The judge agreed with Additional Solicitor General R. Sankaranarayanan, assisted by ED’s Special Public Prosecutor N. Ramesh, that since the petitioner was reluctant to handover the documents which were essential for investigation, his mere presence for inquiry would not tantamount to cooperation. “To collect those documents, the confinement of the petitioner is inevitable, else he may secret away the documents,” the judge wrote.

Further, stating that the petitioner had very fragile roots in the country as against his strong connections abroad, Justice Jayachandran said, his previous appearances before the investigating officer as and when it was convenient for him do not indicate that his presence could be secured if he decides to leave the country forever.

The court took note that it was the Directorate of Revenue Intelligence (DRI) which had, in 2017, first suspected the petitioner was involved in supplying coal to public sector power generation companies at artificially inflated import price. The inflated price was remitted from India to the intermediary firms abroad which in turn remit only the actual price to the suppliers of the Indonesian coal and the balance was allegedly siphoned off.

Subsequently, in 2018, the Central Bureau of Investigation (CBI) too registered a case against him on similar charges but a final report was yet to be filed.
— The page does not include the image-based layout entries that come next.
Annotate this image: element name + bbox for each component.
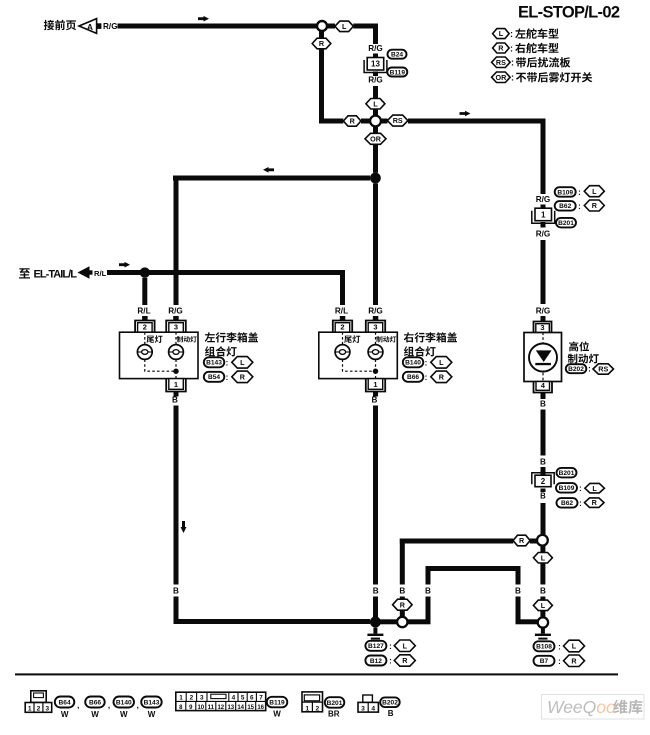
ref : R (403, 371, 452, 383)
svg-text:,: , (137, 701, 139, 710)
svg-text:B54: B54 (208, 374, 220, 381)
wire bus segments bottom (380, 619, 538, 624)
label B108 : L (534, 640, 585, 652)
label R/G (368, 76, 383, 85)
node ground junction dot (370, 617, 381, 628)
wire B down (541, 410, 546, 456)
svg-text:3: 3 (540, 323, 544, 332)
label R/G (536, 307, 551, 316)
svg-text:R: R (319, 39, 325, 48)
svg-text::: : (558, 643, 561, 652)
wire horizontal y178 to left (173, 167, 370, 305)
svg-text:B66: B66 (89, 699, 101, 706)
svg-text:4: 4 (371, 705, 375, 712)
label B109 : L (556, 483, 604, 493)
label B202 (B) (380, 697, 400, 718)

It was on the basis of the CBI’s case that the ED had begun its own independent investigations and arrested the petitioner, who also runs a 1200 MW Mutiara thermal power plant in Thoothukudi and sells power to Tangedco, on March 3.

Though the ED had provisionally attached Rs. 6,730.68 crore worth properties belonging to the petitioner in February 2020, the provisional order lapsed after 180 days since it was not confirmed as per procedures contemplated under the PMLA.